ImprovedValSetSingle is a set of those, so it can describe { global X offset 0, parent-allocation-2 offset 16 }
ImprovedValSetMulti is a list of Singles, so it can describe a struct with many pointer fields, for example.

Vague allocations

In general, LLPE looks to allocate a symbolic memory location per allocation that would occur at runtime. However a complication arises when an allocation instruction is found while analysing the general case of a loop body. Depending on context, this couid refer to the allocation that was made in the first iteraton (as in a loop that allocates a particular object the first time it is needed and re-uses it thereafter), or to the allocation made this iteration (as in say an array-to-linked-list function that repeatedly allocates and populates nodes), or to an unknowable combination of the two. LLPE handles this conservatively; such allocation sites (internally called vague allocations) can only be used wtihin the loop body in question, after which they are overwritten with a no-information overdefined value.

Implicit casts

LLPE’s symbolic memory supports all manner of reinterpret and other casts, explicit or implied via aliasing.
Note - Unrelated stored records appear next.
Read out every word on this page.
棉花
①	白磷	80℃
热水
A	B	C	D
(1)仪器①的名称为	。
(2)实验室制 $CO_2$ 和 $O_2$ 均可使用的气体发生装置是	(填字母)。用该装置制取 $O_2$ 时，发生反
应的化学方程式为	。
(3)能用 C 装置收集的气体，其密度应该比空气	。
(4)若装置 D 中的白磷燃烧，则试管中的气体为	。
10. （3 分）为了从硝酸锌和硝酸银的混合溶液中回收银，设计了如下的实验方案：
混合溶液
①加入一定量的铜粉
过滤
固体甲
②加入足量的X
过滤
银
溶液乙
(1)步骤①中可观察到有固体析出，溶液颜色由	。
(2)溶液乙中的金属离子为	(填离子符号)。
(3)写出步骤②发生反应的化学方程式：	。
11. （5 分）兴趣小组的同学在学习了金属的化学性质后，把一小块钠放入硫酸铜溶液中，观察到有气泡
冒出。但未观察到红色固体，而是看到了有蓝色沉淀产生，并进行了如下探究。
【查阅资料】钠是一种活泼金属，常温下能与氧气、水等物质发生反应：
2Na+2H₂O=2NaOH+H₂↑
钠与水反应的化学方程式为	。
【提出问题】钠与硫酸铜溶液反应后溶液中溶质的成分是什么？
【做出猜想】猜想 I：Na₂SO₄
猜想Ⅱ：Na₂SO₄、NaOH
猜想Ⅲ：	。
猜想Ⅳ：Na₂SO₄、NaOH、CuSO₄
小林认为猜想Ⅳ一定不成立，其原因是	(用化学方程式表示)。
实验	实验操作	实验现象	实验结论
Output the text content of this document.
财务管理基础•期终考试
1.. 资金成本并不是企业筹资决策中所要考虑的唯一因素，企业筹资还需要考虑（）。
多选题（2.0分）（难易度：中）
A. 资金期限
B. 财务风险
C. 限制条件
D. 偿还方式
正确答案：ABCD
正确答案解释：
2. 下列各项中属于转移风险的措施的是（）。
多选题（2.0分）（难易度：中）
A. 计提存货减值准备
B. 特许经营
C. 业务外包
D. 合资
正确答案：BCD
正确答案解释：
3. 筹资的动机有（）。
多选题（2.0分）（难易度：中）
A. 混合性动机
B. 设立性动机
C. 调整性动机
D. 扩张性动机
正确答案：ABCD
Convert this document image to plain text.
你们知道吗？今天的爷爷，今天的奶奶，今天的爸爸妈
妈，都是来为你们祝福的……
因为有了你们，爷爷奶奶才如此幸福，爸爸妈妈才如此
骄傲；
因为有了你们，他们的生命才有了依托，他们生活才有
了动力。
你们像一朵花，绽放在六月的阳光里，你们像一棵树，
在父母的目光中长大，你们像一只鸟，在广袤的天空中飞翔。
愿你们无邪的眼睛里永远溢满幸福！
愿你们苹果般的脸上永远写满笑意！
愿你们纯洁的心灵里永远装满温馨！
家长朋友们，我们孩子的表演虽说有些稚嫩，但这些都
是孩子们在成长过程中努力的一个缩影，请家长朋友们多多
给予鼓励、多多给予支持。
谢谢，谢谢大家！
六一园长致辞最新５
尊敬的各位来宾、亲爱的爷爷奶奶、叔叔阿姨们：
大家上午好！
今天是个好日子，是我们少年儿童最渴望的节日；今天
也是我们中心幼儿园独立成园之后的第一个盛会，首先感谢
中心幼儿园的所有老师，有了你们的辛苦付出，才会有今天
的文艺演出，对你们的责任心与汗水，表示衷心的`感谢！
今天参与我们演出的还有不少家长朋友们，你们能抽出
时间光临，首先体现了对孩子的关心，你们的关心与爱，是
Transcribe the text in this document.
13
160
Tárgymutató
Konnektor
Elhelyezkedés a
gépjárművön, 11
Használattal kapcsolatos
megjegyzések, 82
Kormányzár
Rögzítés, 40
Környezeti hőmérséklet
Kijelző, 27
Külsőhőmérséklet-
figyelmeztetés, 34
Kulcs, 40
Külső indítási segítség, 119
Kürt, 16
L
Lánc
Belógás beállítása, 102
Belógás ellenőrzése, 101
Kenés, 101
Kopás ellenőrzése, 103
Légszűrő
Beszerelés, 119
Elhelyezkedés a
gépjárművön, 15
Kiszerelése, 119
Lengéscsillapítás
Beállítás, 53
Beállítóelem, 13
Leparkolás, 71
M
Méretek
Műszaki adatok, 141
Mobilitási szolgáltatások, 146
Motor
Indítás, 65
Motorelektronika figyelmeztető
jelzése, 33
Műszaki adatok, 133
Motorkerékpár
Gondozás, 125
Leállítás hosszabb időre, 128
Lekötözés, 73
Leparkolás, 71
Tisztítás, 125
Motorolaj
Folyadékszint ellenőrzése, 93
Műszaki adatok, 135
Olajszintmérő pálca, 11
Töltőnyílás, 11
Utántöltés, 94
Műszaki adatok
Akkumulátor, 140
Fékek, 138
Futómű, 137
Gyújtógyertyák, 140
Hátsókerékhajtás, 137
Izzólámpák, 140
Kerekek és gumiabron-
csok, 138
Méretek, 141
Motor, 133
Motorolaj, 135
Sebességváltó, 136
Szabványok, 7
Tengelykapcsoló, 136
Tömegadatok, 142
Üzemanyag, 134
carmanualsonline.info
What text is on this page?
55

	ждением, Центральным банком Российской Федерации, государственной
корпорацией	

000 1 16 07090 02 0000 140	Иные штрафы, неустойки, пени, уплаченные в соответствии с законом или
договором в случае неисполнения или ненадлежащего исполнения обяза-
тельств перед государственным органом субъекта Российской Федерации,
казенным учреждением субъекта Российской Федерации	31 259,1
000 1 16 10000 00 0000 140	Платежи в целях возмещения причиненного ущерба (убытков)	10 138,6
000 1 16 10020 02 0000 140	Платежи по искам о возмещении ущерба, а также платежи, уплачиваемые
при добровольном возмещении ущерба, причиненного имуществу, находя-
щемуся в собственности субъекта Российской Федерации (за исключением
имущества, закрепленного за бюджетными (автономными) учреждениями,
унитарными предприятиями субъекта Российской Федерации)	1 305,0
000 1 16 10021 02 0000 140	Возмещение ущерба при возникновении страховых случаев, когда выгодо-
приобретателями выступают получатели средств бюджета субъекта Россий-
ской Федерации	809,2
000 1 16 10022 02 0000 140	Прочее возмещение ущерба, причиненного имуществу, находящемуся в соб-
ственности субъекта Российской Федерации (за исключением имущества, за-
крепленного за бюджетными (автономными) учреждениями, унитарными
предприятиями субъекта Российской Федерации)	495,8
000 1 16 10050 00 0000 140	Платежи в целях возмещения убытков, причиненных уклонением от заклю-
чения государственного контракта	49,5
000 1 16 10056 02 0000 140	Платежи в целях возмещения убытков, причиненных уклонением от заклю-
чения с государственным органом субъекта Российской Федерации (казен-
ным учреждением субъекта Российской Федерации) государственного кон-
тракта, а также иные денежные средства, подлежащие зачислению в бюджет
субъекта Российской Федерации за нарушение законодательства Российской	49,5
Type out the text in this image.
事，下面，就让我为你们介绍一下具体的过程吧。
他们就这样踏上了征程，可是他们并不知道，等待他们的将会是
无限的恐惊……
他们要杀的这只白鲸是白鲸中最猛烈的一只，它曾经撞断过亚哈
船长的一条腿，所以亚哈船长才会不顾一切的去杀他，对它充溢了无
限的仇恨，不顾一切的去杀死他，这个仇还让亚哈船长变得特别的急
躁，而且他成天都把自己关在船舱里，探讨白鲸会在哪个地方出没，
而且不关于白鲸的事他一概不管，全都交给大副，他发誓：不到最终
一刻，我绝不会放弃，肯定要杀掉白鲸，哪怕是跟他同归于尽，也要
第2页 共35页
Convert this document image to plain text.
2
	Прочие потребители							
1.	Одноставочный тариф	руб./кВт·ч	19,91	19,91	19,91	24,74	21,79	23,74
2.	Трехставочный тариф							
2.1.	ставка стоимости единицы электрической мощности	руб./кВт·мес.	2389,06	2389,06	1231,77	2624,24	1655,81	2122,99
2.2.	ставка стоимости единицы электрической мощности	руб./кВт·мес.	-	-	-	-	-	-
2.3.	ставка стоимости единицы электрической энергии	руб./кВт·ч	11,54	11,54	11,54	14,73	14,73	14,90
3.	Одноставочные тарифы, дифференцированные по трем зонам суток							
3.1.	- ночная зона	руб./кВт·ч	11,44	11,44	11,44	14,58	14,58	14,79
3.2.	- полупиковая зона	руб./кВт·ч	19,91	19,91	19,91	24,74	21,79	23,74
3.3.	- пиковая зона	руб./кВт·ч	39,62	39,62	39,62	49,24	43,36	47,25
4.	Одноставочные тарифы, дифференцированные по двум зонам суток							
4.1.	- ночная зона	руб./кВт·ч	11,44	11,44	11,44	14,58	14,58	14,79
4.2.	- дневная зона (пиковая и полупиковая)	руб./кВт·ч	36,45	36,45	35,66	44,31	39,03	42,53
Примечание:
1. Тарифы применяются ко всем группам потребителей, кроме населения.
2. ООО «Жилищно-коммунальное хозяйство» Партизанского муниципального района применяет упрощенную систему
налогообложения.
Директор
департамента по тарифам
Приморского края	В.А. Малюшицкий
Struct members and similar are described by byte offsets, not field numbers, and operations such as casting pointers to and from uint64 are entirely invisible, as are reinterpreting for example a byte array as a single large byte array or floating-point number. Some casts will be impossible to evaluate however, such as taking the top 32 bits of a pointer and combining it with a constant (we can’t know ahead of time what the constant result would be, and it is meaningless as a pointer). Certain comparisons are also impossible, such as whether a pointer is numerically greater than an independently-allocated object. A special function integrator_same_object is provided to allow user-supplied models to replace the common use case x >= base && x < base + offset used to determine whether x belongs to a particular object base.

Useful files to read when investigating / improving the symbolic memory implementation:

include/llvm/Analysis/SharedTree.h: implementation of the copy-on-write store and frame-lists that compose the symbolic store.
main/LoadForward.cpp: functions that read and write the symbolic store, called on executing load, store, allocation and other instructions.
main/MainLoop.cpp: logic that passes the symbolic store between basic blocks, into and out of called functions and loops, forks / merges it when necessary, and so on.